Hurwitz S J, Terashima M, Mizunuma N, Slapak C A
Division of Cancer Pharmacology, The Dana-Farber Cancer Institute and The Harvard Medical School, Boston, MA, USA.
Blood. 1997 May 15;89(10):3745-54.
The U-A10 cell line, a doxorubicin-selected variant of human U-937 myeloid leukemia cells, exhibits a redistribution of anthracyclines into a expanded vesicular compartment. The acidic nature of this compartment was confirmed by vital staining with a pH sensitive dye, LysoSensor yellow/blue DND-160. Identification of the vesicular compartment was performed by immunofluorescence analysis. Staining for the LAMP-1 and LAMP-2 antigens showed that the vesicles are enlarged lysosomes that are eccentrically placed near the nucleus of U-A10 cells. By contrast, the expression of the multidrug resistance-associated protein and the P-glycoprotein was observed predominately on the plasma membrane of the drug-resistant cells. The accumulation of daunorubicin into cellular compartments was quantified using radiolabeled drug. Exposing cells to 3[H]-daunorubicin and then isolating intact nuclei showed that nuclei from U-A10 cells accumulated twofold to threefold less anthracycline than nuclei from U-937 cells. However, when nuclei were isolated first and then exposed to 3[H]-daunorubicin, little difference in net nuclear drug accumulation was detected. Cytoplasts prepared from U-A10 and U-937 cells were exposed to 3[H]-daunorubicin to measure cytoplasmic drug accumulation. At external daunorubicin concentrations of 100 ng/mL or higher, cytoplasts from U-A10 cells accumulated significantly more daunorubicin than cytoplasts from U-937 cells. Moreover, studies with the lysosomotropic agent chloroquine showed that U-A10 cells accumulated twofold more chloroquine and showed twofold enhanced sensitivity to this agent as compared with parental U-937 cells. Fluorescence microscopy showed that chloroquine affects vesicular anthracycline sequestration in U-A10 cells with an associated increase in daunorubicin nuclear fluorescence. Although chloroquine did not alter anthracycline cytotoxicity in parental cells, it restored daunorubicin and doxorubicin sensitivity to U-A10 cells. Taken together, these studies demonstrate that U-A10 cells exhibit a redistribution of the lysosomal compartment. The trapping of drug into an expanded acidic vesicular compartment results in decreased nuclear drug accumulation and decreased cytotoxicity. Lysosomotropic agents, such as chloroquine, warrant further study as modulators of this acquired drug-resistance phenotype.

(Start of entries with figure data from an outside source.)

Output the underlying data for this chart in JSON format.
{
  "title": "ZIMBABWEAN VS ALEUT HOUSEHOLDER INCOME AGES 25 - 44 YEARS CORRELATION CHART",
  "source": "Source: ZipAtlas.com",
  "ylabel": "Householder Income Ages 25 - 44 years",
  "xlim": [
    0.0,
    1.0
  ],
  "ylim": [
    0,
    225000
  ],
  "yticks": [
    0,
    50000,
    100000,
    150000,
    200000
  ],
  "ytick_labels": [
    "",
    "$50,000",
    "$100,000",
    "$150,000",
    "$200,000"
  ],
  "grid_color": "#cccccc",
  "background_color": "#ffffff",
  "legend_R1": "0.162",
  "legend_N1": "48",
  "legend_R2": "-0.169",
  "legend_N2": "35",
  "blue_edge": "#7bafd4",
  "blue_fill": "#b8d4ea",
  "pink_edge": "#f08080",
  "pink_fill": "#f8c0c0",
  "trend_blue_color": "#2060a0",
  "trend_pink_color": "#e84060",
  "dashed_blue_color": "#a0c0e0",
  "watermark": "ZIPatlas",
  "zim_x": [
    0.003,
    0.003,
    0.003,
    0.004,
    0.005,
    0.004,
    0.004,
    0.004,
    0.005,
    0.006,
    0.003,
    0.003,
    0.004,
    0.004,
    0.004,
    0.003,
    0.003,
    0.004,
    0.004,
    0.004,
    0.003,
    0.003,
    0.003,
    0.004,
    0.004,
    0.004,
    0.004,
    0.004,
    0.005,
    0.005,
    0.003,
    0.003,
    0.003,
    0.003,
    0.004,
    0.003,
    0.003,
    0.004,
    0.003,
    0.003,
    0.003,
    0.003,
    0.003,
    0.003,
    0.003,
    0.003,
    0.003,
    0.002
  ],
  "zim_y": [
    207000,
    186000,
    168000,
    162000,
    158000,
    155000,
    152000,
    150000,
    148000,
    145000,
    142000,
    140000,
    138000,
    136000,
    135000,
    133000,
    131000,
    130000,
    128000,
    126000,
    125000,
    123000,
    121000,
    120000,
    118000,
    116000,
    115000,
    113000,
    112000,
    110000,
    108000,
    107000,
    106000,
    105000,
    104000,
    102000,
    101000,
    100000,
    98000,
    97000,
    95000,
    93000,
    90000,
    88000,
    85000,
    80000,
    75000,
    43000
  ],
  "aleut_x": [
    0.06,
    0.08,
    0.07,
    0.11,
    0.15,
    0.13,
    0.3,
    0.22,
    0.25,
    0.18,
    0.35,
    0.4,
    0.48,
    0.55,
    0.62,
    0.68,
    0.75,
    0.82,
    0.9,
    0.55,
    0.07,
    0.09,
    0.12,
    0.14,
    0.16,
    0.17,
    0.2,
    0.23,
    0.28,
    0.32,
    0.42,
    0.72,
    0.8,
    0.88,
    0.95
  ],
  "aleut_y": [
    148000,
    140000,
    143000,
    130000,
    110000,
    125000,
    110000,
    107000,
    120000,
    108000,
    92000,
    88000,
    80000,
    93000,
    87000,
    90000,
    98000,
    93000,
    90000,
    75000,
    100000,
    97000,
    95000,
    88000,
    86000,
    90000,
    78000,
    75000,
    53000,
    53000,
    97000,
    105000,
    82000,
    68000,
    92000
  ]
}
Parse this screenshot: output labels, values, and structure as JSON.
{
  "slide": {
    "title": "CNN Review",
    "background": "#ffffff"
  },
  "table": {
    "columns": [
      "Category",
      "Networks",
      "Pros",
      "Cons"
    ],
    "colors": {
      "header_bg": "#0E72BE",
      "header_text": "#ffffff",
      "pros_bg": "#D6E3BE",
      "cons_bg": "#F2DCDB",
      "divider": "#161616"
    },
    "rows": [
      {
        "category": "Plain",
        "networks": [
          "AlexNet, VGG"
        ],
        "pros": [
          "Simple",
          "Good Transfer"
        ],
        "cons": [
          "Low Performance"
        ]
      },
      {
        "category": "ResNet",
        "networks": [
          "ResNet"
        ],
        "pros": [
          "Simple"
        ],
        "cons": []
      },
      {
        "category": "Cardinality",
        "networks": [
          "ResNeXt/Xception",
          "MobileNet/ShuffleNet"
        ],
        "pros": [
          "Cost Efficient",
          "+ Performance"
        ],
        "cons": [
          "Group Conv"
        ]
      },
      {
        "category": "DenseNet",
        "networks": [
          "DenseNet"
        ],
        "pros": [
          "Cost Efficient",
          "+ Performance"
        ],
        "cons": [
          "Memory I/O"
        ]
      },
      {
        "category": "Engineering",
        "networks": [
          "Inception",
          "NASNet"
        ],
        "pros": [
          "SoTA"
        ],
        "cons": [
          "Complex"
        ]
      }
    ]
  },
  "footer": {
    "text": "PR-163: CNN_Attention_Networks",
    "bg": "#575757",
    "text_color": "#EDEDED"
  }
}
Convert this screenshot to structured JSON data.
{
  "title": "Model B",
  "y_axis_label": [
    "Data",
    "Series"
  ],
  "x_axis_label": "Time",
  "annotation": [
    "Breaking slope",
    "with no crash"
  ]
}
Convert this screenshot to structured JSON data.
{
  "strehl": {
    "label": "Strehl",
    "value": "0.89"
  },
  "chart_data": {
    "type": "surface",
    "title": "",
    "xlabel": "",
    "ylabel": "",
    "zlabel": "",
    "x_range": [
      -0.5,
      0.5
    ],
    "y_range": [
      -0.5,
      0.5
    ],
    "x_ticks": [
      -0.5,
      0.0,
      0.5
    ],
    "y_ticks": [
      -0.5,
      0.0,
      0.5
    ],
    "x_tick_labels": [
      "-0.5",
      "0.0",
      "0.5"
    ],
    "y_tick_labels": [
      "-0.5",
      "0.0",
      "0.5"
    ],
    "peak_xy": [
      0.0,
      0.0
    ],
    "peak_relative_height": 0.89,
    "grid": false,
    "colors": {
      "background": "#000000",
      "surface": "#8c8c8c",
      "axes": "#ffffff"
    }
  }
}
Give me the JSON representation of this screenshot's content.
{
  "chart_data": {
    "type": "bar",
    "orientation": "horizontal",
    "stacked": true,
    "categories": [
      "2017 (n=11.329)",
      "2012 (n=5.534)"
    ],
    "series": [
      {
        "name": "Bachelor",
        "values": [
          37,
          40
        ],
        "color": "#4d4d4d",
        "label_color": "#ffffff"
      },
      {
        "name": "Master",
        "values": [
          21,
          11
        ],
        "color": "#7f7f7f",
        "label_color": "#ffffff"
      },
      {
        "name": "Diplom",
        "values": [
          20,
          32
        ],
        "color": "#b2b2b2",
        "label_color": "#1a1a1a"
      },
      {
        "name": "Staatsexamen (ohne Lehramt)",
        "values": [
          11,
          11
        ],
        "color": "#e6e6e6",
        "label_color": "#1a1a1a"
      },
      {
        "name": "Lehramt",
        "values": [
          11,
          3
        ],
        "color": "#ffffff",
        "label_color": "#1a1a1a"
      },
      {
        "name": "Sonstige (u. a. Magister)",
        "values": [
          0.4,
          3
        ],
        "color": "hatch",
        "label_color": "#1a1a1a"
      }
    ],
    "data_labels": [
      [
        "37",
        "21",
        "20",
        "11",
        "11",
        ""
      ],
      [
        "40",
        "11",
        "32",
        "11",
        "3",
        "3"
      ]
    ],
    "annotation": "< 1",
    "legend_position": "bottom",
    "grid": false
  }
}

U-A10细胞系是一种经阿霉素筛选的人U-937髓系白血病细胞变体,表现出蒽环类药物重新分布到一个扩大的囊泡区室中。用pH敏感染料LysoSensor yellow/blue DND-160进行活细胞染色,证实了该区室的酸性性质。通过免疫荧光分析对囊泡区室进行鉴定。对LAMP-1和LAMP-2抗原进行染色显示,这些囊泡是增大的溶酶体,偏心地位于U-A10细胞的细胞核附近。相比之下,多药耐药相关蛋白和P-糖蛋白的表达主要在耐药细胞的质膜上观察到。使用放射性标记药物对柔红霉素在细胞区室中的积累进行定量。将细胞暴露于3[H]-柔红霉素,然后分离完整细胞核,结果显示U-A10细胞的细胞核积累的蒽环类药物比U-937细胞的细胞核少两倍至三倍。然而,当首先分离细胞核,然后暴露于3[H]-柔红霉素时,未检测到净核药物积累有显著差异。将从U-A10和U-937细胞制备的胞质体暴露于3[H]-柔红霉素以测量细胞质药物积累。在外部柔红霉素浓度为100 ng/mL或更高时,U-A10细胞的胞质体比U-937细胞的胞质体积累的柔红霉素明显更多。此外,用溶酶体促渗剂氯喹进行的研究表明,与亲代U-937细胞相比,U-A10细胞积累的氯喹多两倍,且对该药物的敏感性增强两倍。荧光显微镜检查显示,氯喹影响U-A10细胞中囊泡蒽环类药物的隔离,同时柔红霉素核荧光相应增加。虽然氯喹没有改变亲代细胞中蒽环类药物的细胞毒性,但它恢复了U-A10细胞对柔红霉素和阿霉素的敏感性。综上所述,这些研究表明U-A10细胞表现出溶酶体区室的重新分布。药物被困在扩大的酸性囊泡区室中导致核药物积累减少和细胞毒性降低。溶酶体促渗剂,如氯喹,作为这种获得性耐药表型的调节剂值得进一步研究。